Between 2016 and 2018, the number of reports to Norfolk Constabulary of vehicle-related anti-social behaviour incidents within the PSPO area reduced by 29 per cent. While the council has issued 22 fixed penalty notices for breaches identified by council or police officers, the number of complaints received by the council about noise from vehicles in the PSPO area has fallen to zero since the introduction of the PSPO.
The order is currently due to expire on February 1, 2020. The council is therefore holding a public consultation, from Friday, November 8 to Friday, December 6, to ask individuals and organisations whether they would like to continue the order for another three years. Full council will make a decision in December, having considered the responses.
People can take part in the consultation at www.great-yarmouth.gov.uk/have-your-say Paper consultation forms are also available at the three neighbourhood offices, Town Hall reception and housing offices.
Cllr Penny Carpenter, chairman of the environment committee, said: "We welcome the vast majority of car enthusiasts and their passengers, who choose to drive and show their vehicles in a safe and sensible manner, and add to the vibrancy of our family resort, including at our popular Wheels Festival. However, there is an anti-social minority, many of them fully-grown adults, who behave in a way that is completely unacceptable, immature, inconsiderate and sometimes dangerous.
"After an increase in vehicle-related complaints on the seafront, we brought in these additional enforcement powers in 2017 for an initial three years, as part of ongoing partnership work to address this serious issue for our communities. At the time, 91 per cent of consultees supported creation of the order. Since 2017, I'm pleased we have taken successful enforcement action on a number of occasions and seen a drop in incidents reported and complaints.
"There remains, unfortunately, an element of car enthusiasts causing harassment, alarm, distress and intimidation to residents, visitors and businesses, so for now I personally believe we need to keep the PSPO to help support our ongoing joint action in taking a firm line on this issue.
"I am all too aware of the impact these actions have on residents, visitors and businesses, particularly the residents, who just cannot escape this anti-social behaviour. The partnership working by all agencies involved should be commended, and this PSPO has been a welcome addition to those agencies in carrying out their lawful duties. I would hope that our community views this in a positive light and would encourage them to express their views in the consultation."
Superintendent Mike Britton, Great Yarmouth & North Norfolk Policing Commander, said: "I believe over the last three years the PSPO, which relates to anti-social behaviour using vehicles on the seafront in Great Yarmouth, has been a really positive piece of legislation which has helped tackle anti-social behaviour from low level nuisance associated with vehicles congregating.

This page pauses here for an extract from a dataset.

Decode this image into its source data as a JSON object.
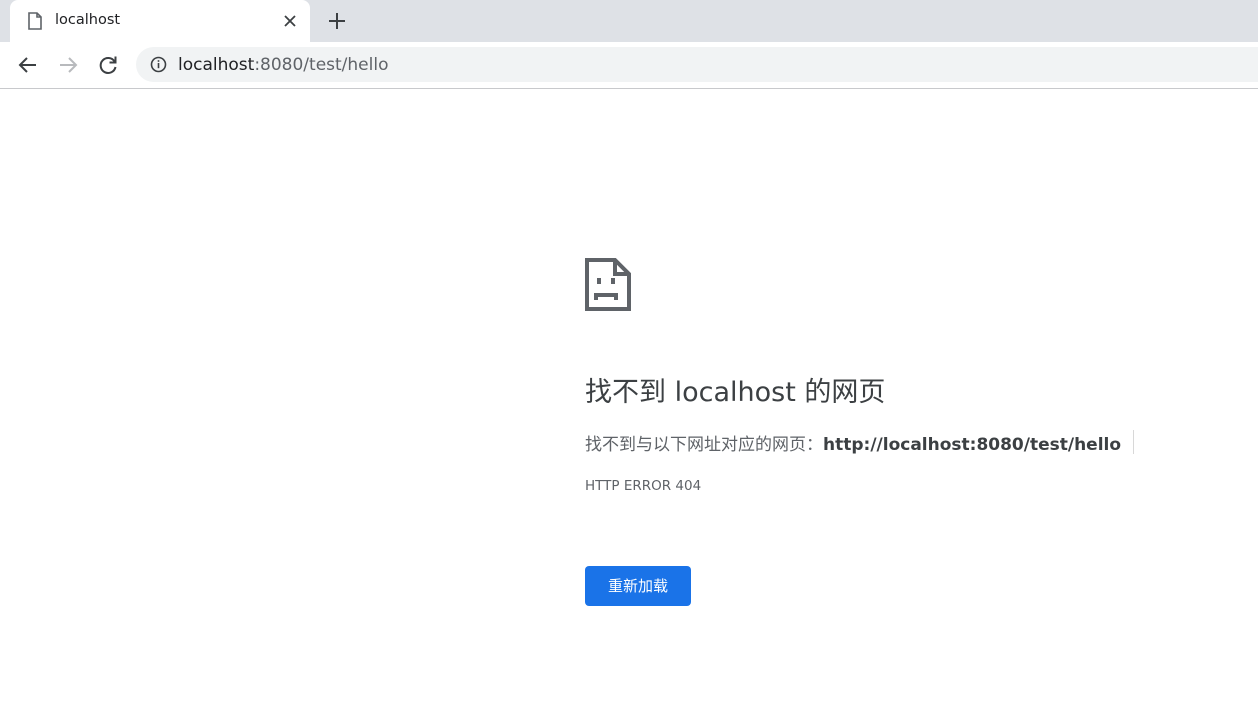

"Officers have used the legislation appropriately to engage with drivers and vehicle enthusiasts that come together in Great Yarmouth. Since its implementation, seven breaches have been recorded by police which highlights that the legislation is being applied proportionally and the majority of vehicle owners and users are law abiding and understand the reason for the order.
"I am confident that this preventative tool has helped engage with vehicle owners and allows them to appreciate and show their vehicles appropriately without causing harassment, alarm or distress to local residents and other road users.
"It is my belief that the legislation is both proportionate and necessary for the current levels of vehicle associated anti-social behaviour reported to us for the area that is covered. Without this order we would see a rise in reports of anti-social behaviour linked to vehicles around the seafront in Great Yarmouth, the PSPO sends a clear message to car owners and drivers that using a vehicle inappropriately is unacceptable."